LE DRAGON DRAGONE
Sabrina Montiel-Soto
, Maracaibo (VEN), 1969
Commissaire : Philippe Braem 
9, rue du Pont 

 

Greffe : nom féminin évoquant en chirurgie « l’opération par laquelle on déplace un tissu ou un organe de sorte qu’il continue à vivre par les connexions qu’il contracte avec une autre partie du même individu (autogreffe) ou d’un individu différent (hétérogreffe) » et en horticulture « l’action par laquelle on insère sur une plante un bourgeon, un rameau, etc. pris à une autre plante ».

La greffe : c’est par ce mot que l’artiste Sabrina Montiel-Soto désigne son œuvre protéiforme. Sculptures, dessins, objets, films et vidéos, collages, compositions sonores, chaque médium employé se recompose et se rassemble avec d’autres, à travers les époques et les cultures. Ces assemblages ne sont jamais contraignants. Pour Sabrina Montiel-Soto ses installations sont « des fragments d’une histoire individuelle, vu d’un regard personnel ». Son travail, ses recherches, tiennent d’avantage de la fiction que d’une approche scientifique. L’œuvre présentée dans le cadre d’Art au Centre est « une réflexion sur le monde » articulée à partir d’anciens journaux belges collectionnés pendant un an sans être lus.

Ces journaux, de vieux volumes de la Libre Belgique, ont été utilisés notamment pour créer une vidéo, un film à terminer, une série de collages et maintenant cette constellation sculpturale. Plutôt qu’un discours trop didactique, c’est la suggestion qui est ici à l’œuvre :
les références sont ouvertes, les interprétations sont libres, la composition semble aléatoire et pourtant conçue mathématiquement, à la fois structurée et chaotique.

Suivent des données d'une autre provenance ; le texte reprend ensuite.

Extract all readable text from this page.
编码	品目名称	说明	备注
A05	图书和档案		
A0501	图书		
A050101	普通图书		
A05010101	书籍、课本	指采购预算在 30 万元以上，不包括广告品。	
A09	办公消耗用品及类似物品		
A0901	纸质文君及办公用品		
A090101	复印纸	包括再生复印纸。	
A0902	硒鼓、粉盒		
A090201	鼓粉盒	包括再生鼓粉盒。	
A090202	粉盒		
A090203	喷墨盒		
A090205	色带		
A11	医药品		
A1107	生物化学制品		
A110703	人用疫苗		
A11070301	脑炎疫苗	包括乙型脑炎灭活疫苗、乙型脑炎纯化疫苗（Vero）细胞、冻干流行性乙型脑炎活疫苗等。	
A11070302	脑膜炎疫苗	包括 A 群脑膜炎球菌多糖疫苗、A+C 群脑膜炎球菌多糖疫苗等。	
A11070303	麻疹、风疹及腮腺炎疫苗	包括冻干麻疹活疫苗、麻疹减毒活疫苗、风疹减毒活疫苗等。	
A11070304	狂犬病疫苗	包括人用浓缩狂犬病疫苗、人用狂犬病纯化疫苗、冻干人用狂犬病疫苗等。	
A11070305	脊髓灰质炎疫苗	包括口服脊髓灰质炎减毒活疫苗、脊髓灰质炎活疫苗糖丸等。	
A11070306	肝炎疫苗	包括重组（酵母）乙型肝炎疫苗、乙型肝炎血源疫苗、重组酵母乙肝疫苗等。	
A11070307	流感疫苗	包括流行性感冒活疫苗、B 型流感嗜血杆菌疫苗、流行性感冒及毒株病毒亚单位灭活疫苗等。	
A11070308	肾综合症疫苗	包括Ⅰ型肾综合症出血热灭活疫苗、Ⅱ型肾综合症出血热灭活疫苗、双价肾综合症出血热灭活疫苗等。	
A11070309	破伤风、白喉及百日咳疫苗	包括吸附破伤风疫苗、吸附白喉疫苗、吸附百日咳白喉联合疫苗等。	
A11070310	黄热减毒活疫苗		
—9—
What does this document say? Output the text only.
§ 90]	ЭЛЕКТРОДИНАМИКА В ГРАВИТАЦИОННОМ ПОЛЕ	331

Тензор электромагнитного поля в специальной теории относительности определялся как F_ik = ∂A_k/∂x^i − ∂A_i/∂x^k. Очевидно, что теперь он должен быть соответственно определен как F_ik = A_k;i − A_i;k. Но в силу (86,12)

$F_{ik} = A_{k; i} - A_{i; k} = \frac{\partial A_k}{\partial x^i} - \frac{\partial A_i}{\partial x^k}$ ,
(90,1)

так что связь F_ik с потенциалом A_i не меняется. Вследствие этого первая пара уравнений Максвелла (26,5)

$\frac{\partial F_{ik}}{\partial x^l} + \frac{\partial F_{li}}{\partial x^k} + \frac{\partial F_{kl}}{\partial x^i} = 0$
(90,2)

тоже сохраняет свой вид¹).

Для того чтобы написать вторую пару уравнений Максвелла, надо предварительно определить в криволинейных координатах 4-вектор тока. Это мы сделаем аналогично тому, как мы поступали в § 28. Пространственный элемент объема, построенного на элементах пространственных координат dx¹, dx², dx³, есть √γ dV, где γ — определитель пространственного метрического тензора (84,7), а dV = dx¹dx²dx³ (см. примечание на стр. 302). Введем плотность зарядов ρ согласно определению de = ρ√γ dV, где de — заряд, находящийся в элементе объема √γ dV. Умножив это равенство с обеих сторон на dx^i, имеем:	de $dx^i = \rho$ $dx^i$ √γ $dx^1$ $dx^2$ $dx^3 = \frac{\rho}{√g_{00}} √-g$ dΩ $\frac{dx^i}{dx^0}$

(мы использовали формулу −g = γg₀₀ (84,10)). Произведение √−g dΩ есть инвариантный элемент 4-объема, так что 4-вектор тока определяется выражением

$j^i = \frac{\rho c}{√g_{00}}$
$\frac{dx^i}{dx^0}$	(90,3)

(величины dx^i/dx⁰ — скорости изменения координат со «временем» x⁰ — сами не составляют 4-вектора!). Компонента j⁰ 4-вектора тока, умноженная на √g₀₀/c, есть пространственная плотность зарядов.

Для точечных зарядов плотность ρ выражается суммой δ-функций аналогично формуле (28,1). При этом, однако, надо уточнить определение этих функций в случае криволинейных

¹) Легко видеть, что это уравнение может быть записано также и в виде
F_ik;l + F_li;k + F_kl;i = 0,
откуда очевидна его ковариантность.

L’ensemble évoque une composition musicale, une partition pleine de changements de rythme, pleine de tonalités hautes et basses. Les textes et images collés sur panneaux de bois, peints ou non, sont aussi banals que significatifs, autonomes ou se référant les uns aux autres. Il appartient alors au spectateur de finalement greffer sa propre interprétation sur ces relations suggérées par l’artiste.

Philippe Braem 
 


EN 
Graft: The grafting of a tissue from one place to another, just as in botany a bud from one plant might be grafted onto the stem of another. The transplanting of tissue can be from one part of the patient to another (autologous transplantation), as in the case of a skin graft using the patient's own skin; or from one patient to another (allogenic transplantation), as in the case of transplanting a donor kidney into a recipient.

The graft: Sabrina Montiel-Soto uses this word to designate her protean work. Sculptures, drawings, objects, films and videos, collages, sound compositions, each used medium rebuilds itself and connects with others, through times and cultures. This assembling is never constraining. For Sabrina Montiel-Soto, these installations are “fragments of an individual story, seen from a personal perspective.” Her work and research result more from fiction than from a scientific approach. The artwork presented at Art au Centre is “a reflection on today’s world” articulated around old Belgian newspapers collected for one year without being read. 

These newspapers, old volumes from the Libre Belgique, were for instance used to create a video, a film to be finished, a set of collages and now this sculptural constellation. Rather than a too didactic speech, suggestion here is omnipresent: references are open, interpretations are free, the composition seems to be random and yet designed mathematically, both structured and chaotic.

The whole evokes a musical composition, a score full of changes of pace, full of high and low notes. The texts and images glued on wood panels, painted or not, are equally banal and meaningful, independent or referring to one another. 

It is then up to the observer to eventually “graft” his own interpretation to these relationships suggested by the artist.